CAT(0) geometry for the Thompson Group

TL;DR

This paper explores the CAT(0) geometric structure of Thompson's group F, revealing its elements' parabolic nature, explicit translation lengths, existence of flats of all dimensions, and complex boundary regions, thus advancing understanding of its geometric properties.

Contribution

It provides explicit formulas for translation lengths, constructs flats of arbitrary dimension, and solves open problems related to the CAT(0) geometry of Thompson's group F.

Findings

Thompson's group elements are parabolic in the CAT(0) model.

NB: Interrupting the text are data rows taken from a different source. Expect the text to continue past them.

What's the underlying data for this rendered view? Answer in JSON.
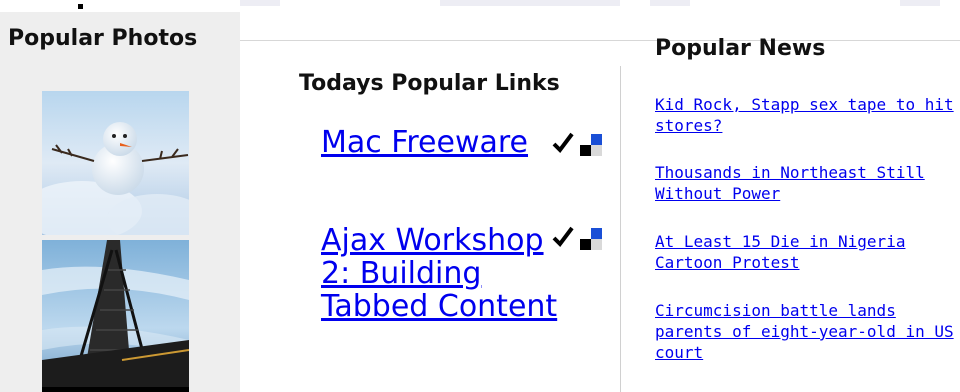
{
  "left": {
    "title": "Popular Photos",
    "photos": [
      {
        "icon": "snowman-photo"
      },
      {
        "icon": "bridge-photo"
      }
    ]
  },
  "middle": {
    "title": "Todays Popular Links",
    "links": [
      {
        "label": "Mac Freeware",
        "icon": "checkmark-rating-icon"
      },
      {
        "label": "Ajax Workshop 2: Building Tabbed Content",
        "icon": "checkmark-rating-icon"
      }
    ]
  },
  "right": {
    "title": "Popular News",
    "items": [
      {
        "label": "Kid Rock, Stapp sex tape to hit stores? "
      },
      {
        "label": "Thousands in Northeast Still Without Power "
      },
      {
        "label": "At Least 15 Die in Nigeria Cartoon Protest "
      },
      {
        "label": "Circumcision battle lands parents of eight-year-old in US court "
      }
    ]
  },
  "colors": {
    "link": "#0000ee",
    "sidebar_bg": "#eeeeee",
    "rating_blue": "#1a4fd6"
  }
}
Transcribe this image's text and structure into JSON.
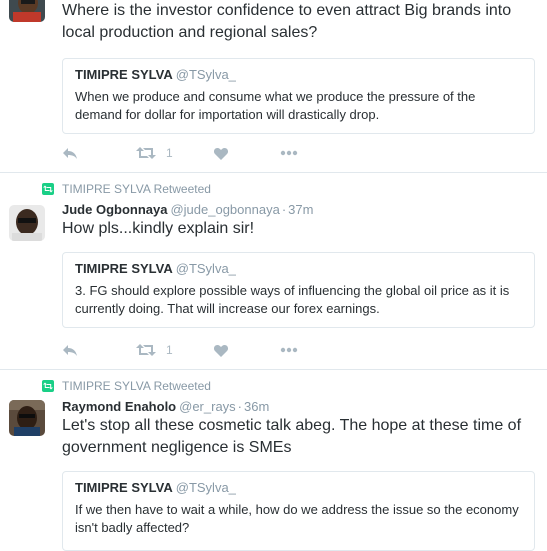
{
  "tweets": [
    {
      "retweeted_by": "",
      "name": "",
      "handle": "",
      "time": "",
      "text": "Where is the investor confidence to even attract Big brands into local production and regional sales?",
      "quote": {
        "name": "TIMIPRE SYLVA",
        "handle": "@TSylva_",
        "text": "When we produce and consume what we produce the pressure of the demand for dollar for importation will drastically drop."
      },
      "retweet_count": "1"
    },
    {
      "retweeted_by": "TIMIPRE SYLVA Retweeted",
      "name": "Jude Ogbonnaya",
      "handle": "@jude_ogbonnaya",
      "time": "37m",
      "text": "How pls...kindly explain sir!",
      "quote": {
        "name": "TIMIPRE SYLVA",
        "handle": "@TSylva_",
        "text": "3. FG should explore possible ways of influencing the global oil price as it is currently doing. That will increase our forex earnings."
      },
      "retweet_count": "1"
    },
    {
      "retweeted_by": "TIMIPRE SYLVA Retweeted",
      "name": "Raymond Enaholo",
      "handle": "@er_rays",
      "time": "36m",
      "text": "Let's stop all these cosmetic talk abeg. The hope at these time of government negligence is SMEs",
      "quote": {
        "name": "TIMIPRE SYLVA",
        "handle": "@TSylva_",
        "text": "If we then have to wait a while, how do we address the issue so the economy isn't badly affected?"
      }
    }
  ],
  "icons": {
    "retweeted": "retweet-icon",
    "reply": "reply-icon",
    "retweet": "retweet-icon",
    "like": "heart-icon",
    "more": "more-icon"
  },
  "colors": {
    "retweet_green": "#19cf86",
    "icon_gray": "#aab8c2",
    "muted_text": "#8899a6",
    "border": "#e1e8ed"
  }
}
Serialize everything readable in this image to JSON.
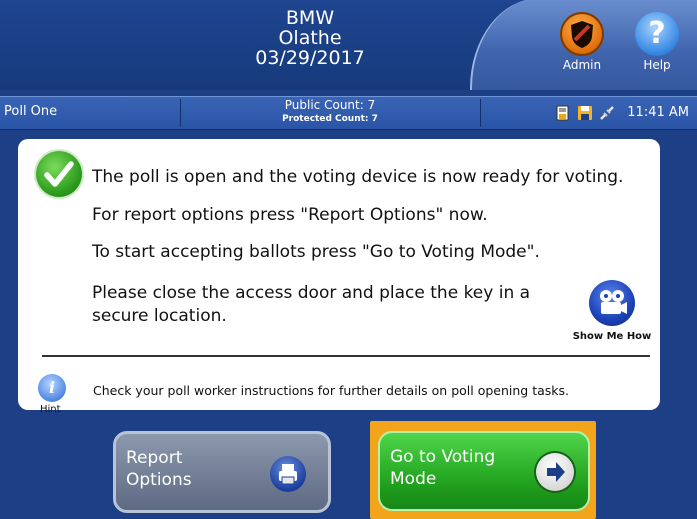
{
  "header": {
    "line1": "BMW",
    "line2": "Olathe",
    "line3": "03/29/2017",
    "admin_label": "Admin",
    "help_label": "Help",
    "admin_icon": "shield-icon",
    "help_icon": "question-icon"
  },
  "status_bar": {
    "poll_name": "Poll One",
    "public_count": "Public Count: 7",
    "protected_count": "Protected Count: 7",
    "icons": [
      "report-icon",
      "save-icon",
      "connection-icon"
    ],
    "time": "11:41 AM"
  },
  "main": {
    "status_icon": "checkmark-icon",
    "message_1": "The poll is open and the voting device is now ready for voting.",
    "message_2": "For report options press \"Report Options\" now.",
    "message_3": "To start accepting ballots press \"Go to Voting Mode\".",
    "message_4": "Please close the access door and place the key in a secure location.",
    "show_me_label": "Show Me How",
    "show_me_icon": "projector-icon",
    "hint_label": "Hint",
    "hint_icon": "info-icon",
    "hint_text": "Check your poll worker instructions for further details on poll opening tasks."
  },
  "buttons": {
    "report_line1": "Report",
    "report_line2": "Options",
    "report_icon": "printer-icon",
    "voting_line1": "Go to Voting",
    "voting_line2": "Mode",
    "voting_icon": "arrow-right-icon"
  },
  "colors": {
    "background": "#1d3f86",
    "accent_orange": "#f2a51b",
    "voting_green": "#1f9e1b",
    "report_gray": "#6f7c93"
  }
}
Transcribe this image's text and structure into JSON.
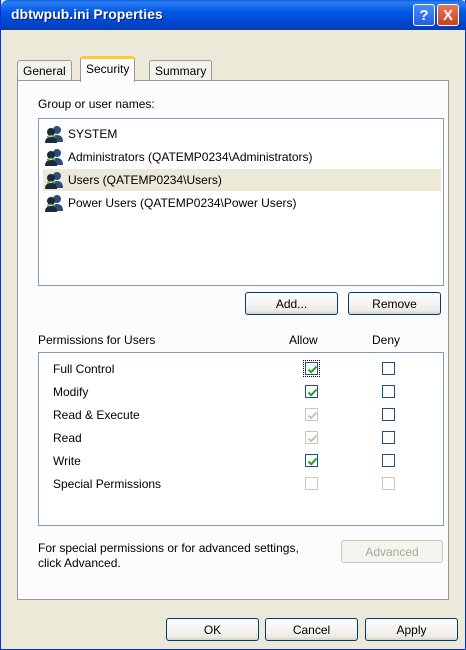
{
  "window": {
    "title": "dbtwpub.ini Properties"
  },
  "titlebar_buttons": {
    "help": "?",
    "close": "X"
  },
  "tabs": [
    {
      "label": "General"
    },
    {
      "label": "Security"
    },
    {
      "label": "Summary"
    }
  ],
  "active_tab": "Security",
  "groups": {
    "label": "Group or user names:",
    "items": [
      {
        "name": "SYSTEM",
        "selected": false
      },
      {
        "name": "Administrators (QATEMP0234\\Administrators)",
        "selected": false
      },
      {
        "name": "Users (QATEMP0234\\Users)",
        "selected": true
      },
      {
        "name": "Power Users (QATEMP0234\\Power Users)",
        "selected": false
      }
    ]
  },
  "buttons": {
    "add": "Add...",
    "remove": "Remove",
    "advanced": "Advanced",
    "ok": "OK",
    "cancel": "Cancel",
    "apply": "Apply"
  },
  "permissions": {
    "label": "Permissions for Users",
    "allow_header": "Allow",
    "deny_header": "Deny",
    "rows": [
      {
        "name": "Full Control",
        "allow": true,
        "allow_disabled": false,
        "deny": false,
        "deny_disabled": false
      },
      {
        "name": "Modify",
        "allow": true,
        "allow_disabled": false,
        "deny": false,
        "deny_disabled": false
      },
      {
        "name": "Read & Execute",
        "allow": true,
        "allow_disabled": true,
        "deny": false,
        "deny_disabled": false
      },
      {
        "name": "Read",
        "allow": true,
        "allow_disabled": true,
        "deny": false,
        "deny_disabled": false
      },
      {
        "name": "Write",
        "allow": true,
        "allow_disabled": false,
        "deny": false,
        "deny_disabled": false
      },
      {
        "name": "Special Permissions",
        "allow": false,
        "allow_disabled": true,
        "deny": false,
        "deny_disabled": true
      }
    ]
  },
  "advanced_note": {
    "line1": "For special permissions or for advanced settings,",
    "line2": "click Advanced."
  },
  "colors": {
    "titlebar": "#0054e3",
    "check": "#21a121",
    "check_disabled": "#c4c2b4",
    "window_bg": "#ece9d8"
  },
  "icons": {
    "user": "users-group-icon",
    "help": "help-icon",
    "close": "close-icon"
  }
}
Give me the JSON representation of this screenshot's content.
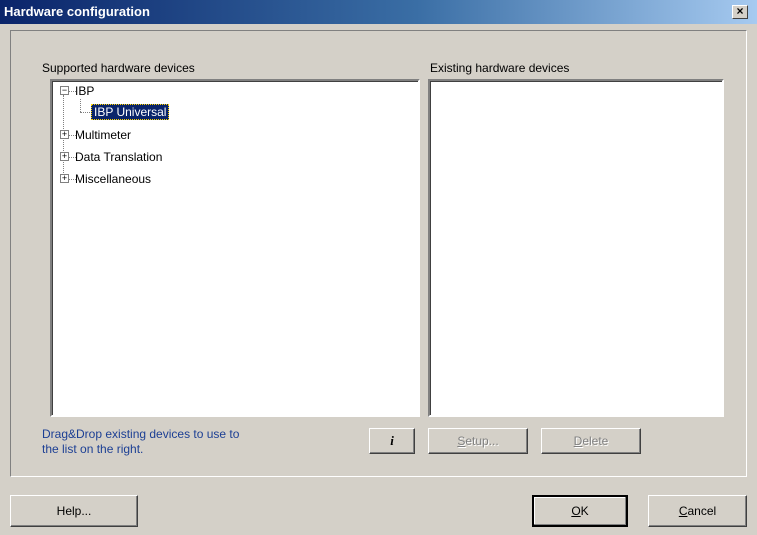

Explicit formulas for CAT(0) translation lengths are derived.

Existence of flats of any dimension and complex boundary regions is demonstrated.

Abstract

We investigate Farley's CAT(0) cubical model for Thompson's group F (we adopt the classical language of F, using binary trees and piecewise linear maps). Main results include: in general, Thompson's group elements are parabolic; we find simple, exact formulas for the CAT(0) translation lengths, in particular the elements of F are ballistic and uniformly bounded away from zero; there exist flats of any dimension and we construct explicitly many of them; we reveal large regions in the Tits Boundary, for example the positive part of a non-separable Hilbert sphere, but also more complicated objects. En route, we solve several open problems proposed in Farley's papers.